What made Keller a singular figure in the church, however, was his rejection of the dominant trends in the church itself. When American Christianity in the 1980s was defined by a move toward non-denominational megachurches in the sprawling suburbs, Keller went the other direction, figuratively and literally. He embraced his Presbyterian heritage and moved from rural Virginia into the heart of New York City.
When the religious world demeaned mainstream Protestantism as weak and dead, he practiced it with doctrinal adherence and spiritual joy. When the secular world scorned Evangelicalsm as a cult of white suburbanites and hicks, he brought it to the city and administered it with mercy and erudition.

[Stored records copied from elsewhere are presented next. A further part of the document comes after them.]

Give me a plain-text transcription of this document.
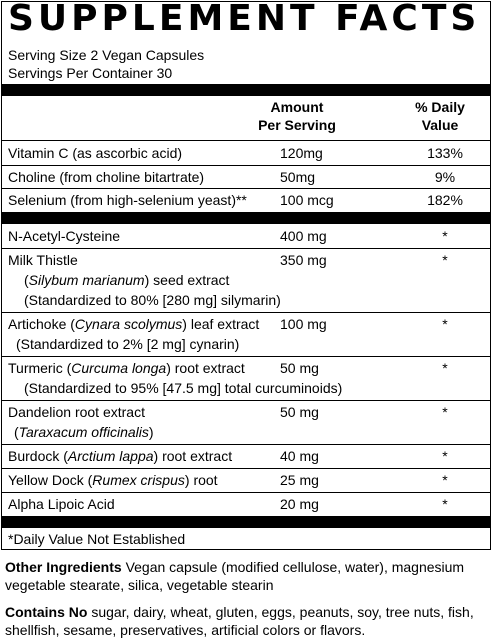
SUPPLEMENT FACTS
Serving Size 2 Vegan Capsules
Servings Per Container 30
Amount
Per Serving
% Daily
Value
Vitamin C (as ascorbic acid)	120mg	133%
Choline (from choline bitartrate)	50mg	9%
Selenium (from high-selenium yeast)** 100 mcg	182%
N-Acetyl-Cysteine	400 mg	*
Milk Thistle
(Silybum marianum) seed extract
(Standardized to 80% [280 mg] silymarin)
350 mg	*
Artichoke (Cynara scolymus) leaf extract
(Standardized to 2% [2 mg] cynarin)
100 mg	*
Turmeric (Curcuma longa) root extract
(Standardized to 95% [47.5 mg] total curcuminoids)
50 mg	*
Dandelion root extract
(Taraxacum officinalis)
50 mg	*
Burdock (Arctium lappa) root extract	40 mg	*
Yellow Dock (Rumex crispus) root	25 mg	*
Alpha Lipoic Acid	20 mg	*
*Daily Value Not Established
Other Ingredients Vegan capsule (modified cellulose, water), magnesium vegetable stearate, silica, vegetable stearin
Contains No sugar, dairy, wheat, gluten, eggs, peanuts, soy, tree nuts, fish, shellfish, sesame, preservatives, artificial colors or flavors.
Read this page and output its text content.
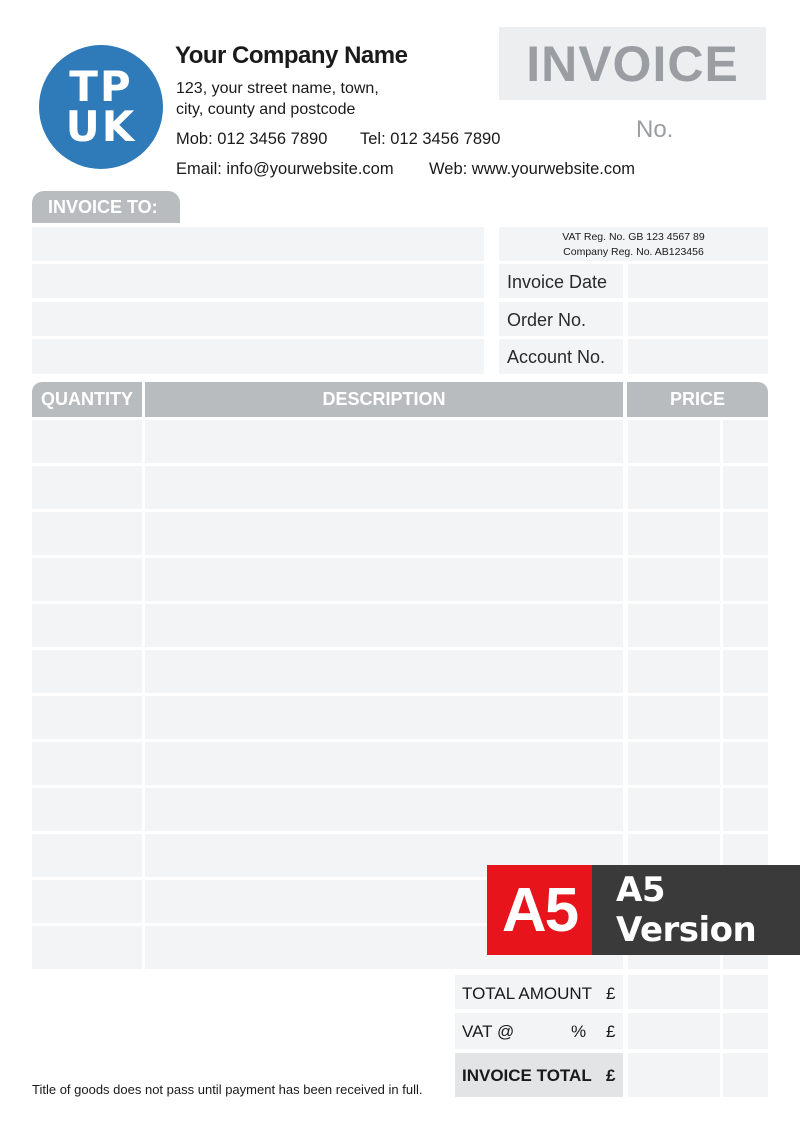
TP
UK
Your Company Name
123, your street name, town,
city, county and postcode
Mob: 012 3456 7890 Tel: 012 3456 7890
Email: info@yourwebsite.com Web: www.yourwebsite.com
INVOICE
No.
INVOICE TO:
VAT Reg. No. GB 123 4567 89
Company Reg. No. AB123456
Invoice Date
Order No.
Account No.
QUANTITY	DESCRIPTION	PRICE
TOTAL AMOUNT £
VAT @	% £
INVOICE TOTAL £
A5	A5 Version
Title of goods does not pass until payment has been received in full.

Keller succeeded wildly in his adopted city, but more importantly became an inspiration, example, and teacher to pastors and congregations around the country that wanted to reject the false choice between a rootless, unaccountable, theologically dubious faith that was alive with the Holy Spirit or a frigid, secularized, aloof community of quasi-believers for whom church was primarily a social gathering.
Keller helped millions of American Christians reclaim a faith that was connected to its past but alive in the present, accountable to a denomination but not isolated from other believers or closed off to the unchurched, of sound teaching but not academic. It was a quiet revival that charted, if you will forgive me, a via media between the extremes. I thank God for Keller and his ministry and was saddened by his death.

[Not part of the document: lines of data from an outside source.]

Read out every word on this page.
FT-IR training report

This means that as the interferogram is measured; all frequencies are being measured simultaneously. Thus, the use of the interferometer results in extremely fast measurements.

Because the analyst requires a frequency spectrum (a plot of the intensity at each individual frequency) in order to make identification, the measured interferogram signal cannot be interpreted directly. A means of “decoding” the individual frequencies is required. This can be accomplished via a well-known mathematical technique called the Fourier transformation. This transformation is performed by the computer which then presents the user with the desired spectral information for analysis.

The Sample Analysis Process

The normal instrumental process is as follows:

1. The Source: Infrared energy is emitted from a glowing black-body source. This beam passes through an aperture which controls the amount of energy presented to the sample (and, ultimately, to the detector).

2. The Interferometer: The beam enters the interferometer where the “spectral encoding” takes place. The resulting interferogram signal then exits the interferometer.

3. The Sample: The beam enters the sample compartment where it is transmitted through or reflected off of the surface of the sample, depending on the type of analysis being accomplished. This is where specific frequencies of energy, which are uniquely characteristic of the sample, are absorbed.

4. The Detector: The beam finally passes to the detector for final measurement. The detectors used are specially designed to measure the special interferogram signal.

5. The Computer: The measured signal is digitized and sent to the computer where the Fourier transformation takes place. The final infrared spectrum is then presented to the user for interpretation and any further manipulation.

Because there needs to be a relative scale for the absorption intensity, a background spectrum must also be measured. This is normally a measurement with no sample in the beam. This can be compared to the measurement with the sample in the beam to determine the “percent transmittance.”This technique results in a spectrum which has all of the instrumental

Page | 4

I was not saddened for Keller. His final words, spoken alone to his wife, Kathy, were these: “There is no downside for me leaving, not in the slightest.” And I believe he meant it. But I am saddened for those of us left here in this anguished moment for American Christians, who will proceed without his wise counsel.
As Keller was leading his quiet revival, the Evangelical movement he took to the city became increasingly unwell in the suburbs. What had begun in the Jesus Movement and the Billy Graham Crusades of the 1970s on the premise of opening up the teachings of Christ to a changing world was closing itself off. The goal to evangelize—literally to share the good news—was being replaced by a new kind of Evangelicalism, disconnected from its noble history of the movement of the same name. Instead, it was a kind of loosely affiliated denomination of its own, one that was increasingly self-centered. While there were profound and sometimes even wild differences in the theologies of their churches, they were united by one thing: political ideology. To be a white Evangelical in America almost always meant aligning with the Republican Party.

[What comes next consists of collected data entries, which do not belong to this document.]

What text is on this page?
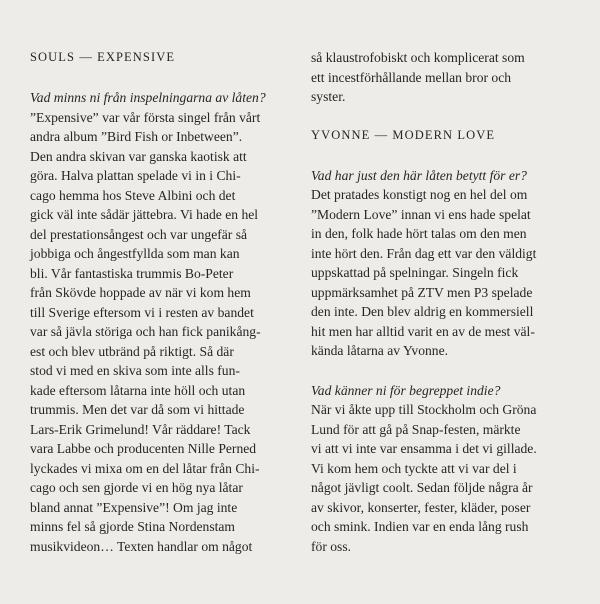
SOULS — EXPENSIVE

Vad minns ni från inspelningarna av låten?

”Expensive” var vår första singel från vårt
andra album ”Bird Fish or Inbetween”.
Den andra skivan var ganska kaotisk att
göra. Halva plattan spelade vi in i Chi-
cago hemma hos Steve Albini och det
gick väl inte sådär jättebra. Vi hade en hel
del prestationsångest och var ungefär så
jobbiga och ångestfyllda som man kan
bli. Vår fantastiska trummis Bo-Peter
från Skövde hoppade av när vi kom hem
till Sverige eftersom vi i resten av bandet
var så jävla störiga och han fick panikång-
est och blev utbränd på riktigt. Så där
stod vi med en skiva som inte alls fun-
kade eftersom låtarna inte höll och utan
trummis. Men det var då som vi hittade
Lars-Erik Grimelund! Vår räddare! Tack
vara Labbe och producenten Nille Perned
lyckades vi mixa om en del låtar från Chi-
cago och sen gjorde vi en hög nya låtar
bland annat ”Expensive”! Om jag inte
minns fel så gjorde Stina Nordenstam
musikvideon… Texten handlar om något
så klaustrofobiskt och komplicerat som
ett incestförhållande mellan bror och
syster.
YVONNE — MODERN LOVE

Vad har just den här låten betytt för er?

Det pratades konstigt nog en hel del om
”Modern Love” innan vi ens hade spelat
in den, folk hade hört talas om den men
inte hört den. Från dag ett var den väldigt
uppskattad på spelningar. Singeln fick
uppmärksamhet på ZTV men P3 spelade
den inte. Den blev aldrig en kommersiell
hit men har alltid varit en av de mest väl-
kända låtarna av Yvonne.

Vad känner ni för begreppet indie?

När vi åkte upp till Stockholm och Gröna
Lund för att gå på Snap-festen, märkte
vi att vi inte var ensamma i det vi gillade.
Vi kom hem och tyckte att vi var del i
något jävligt coolt. Sedan följde några år
av skivor, konserter, fester, kläder, poser
och smink. Indien var en enda lång rush
för oss.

In his new book, Testimony, veteran political reporter Jon Ward shares a highly personal account of what happened when the Evangelical movement into which he was born and by which he was raised became political, starting in the 1980s and 1990s.
Devout, new-wave Christians had once shunned politics as a sordid, worldly distraction from the things of the kingdom of Heaven and the more important work of spiritual warfare. Ward’s family’s congregation first began to engage with politicians around the issue of abortion. That gave way to the fight over same-sex marriage and anxieties about religious persecution. Then came the Internet, the Tea Party, and the resurfacing of apocalyptic beliefs that melded the works of Satan with those of a “new world order.”
Like so many Christians from the very beginning of the faith, some of the people who Ward grew up around as a preacher’s kid from the Maryland suburbs of Washington, D.C., and the men he had worshiped with as a young adult, came to conclude that they needed to enlist the power of the government in achieving God’s aims on Earth. If these are the end times, then shouldn’t Christians battle Satan’s power by any means necessary? Politicians and media personalities exploited this trend, casting their secular messages in eschatological terms and playing up dark conspiracies.
And that is how a faith based on radical self-sacrifice and unconditional love came to be identified with the corrupt, arrogant, cruel person of Donald Trump and a political movement soaked through with fear, anger, and resentment. They were like believers 1,700 years ago who threw in with Constantine and the sanction of Rome, and so many others since then who ignored Jesus’ profound rejection of political power. They wanted the same thing as the crowd in Jerusalem that had demanded his crucifixion: A God of earthly, not spiritual dominion.
Ward chose as his title the word used by Christians for sharing the story of their own faith. The greatest Protestant hymn is an example, “I once was lost, but now I’m found.” One’s testimony is their personal story of coming out of the darkness and into the light. Ward’s book does that, but for his journey out of a movement that had turned in on itself and made a false idol out of politics and power. Seeing it from the outside as a political journalist allows Ward to understand what he otherwise might have missed, but having lived it from the inside gives him a temperance and kindness that many critics of the movement lack. Along the way, Ward found a more nourishing Christian faith and a more thoughtful way to cover politics.
My own story is at times similar, but different in significant ways. I grew up in both the Evangelical movement and the mainstream church, and despite some youthful desire to be a religious radical, I have always felt more at home with traditional worship. It was there in the pews among the frozen chosen of a Presbyterian Church that I, as a young man, found the faith that I was abandoning, helped along by a bluegrass-picking pastor.
But I felt the flush of recognition again and again in Ward’s story, most certainly in the discomfort of living between two worlds. Indeed, Keller was instrumental in my finally learning to be at peace with occupying that space: to be a Christian first and foremost, but in my work to always be a journalist who is a Christian, not a Christian journalist.
After all, a journalist, like a Christian, is supposed to be in the world, but not of it.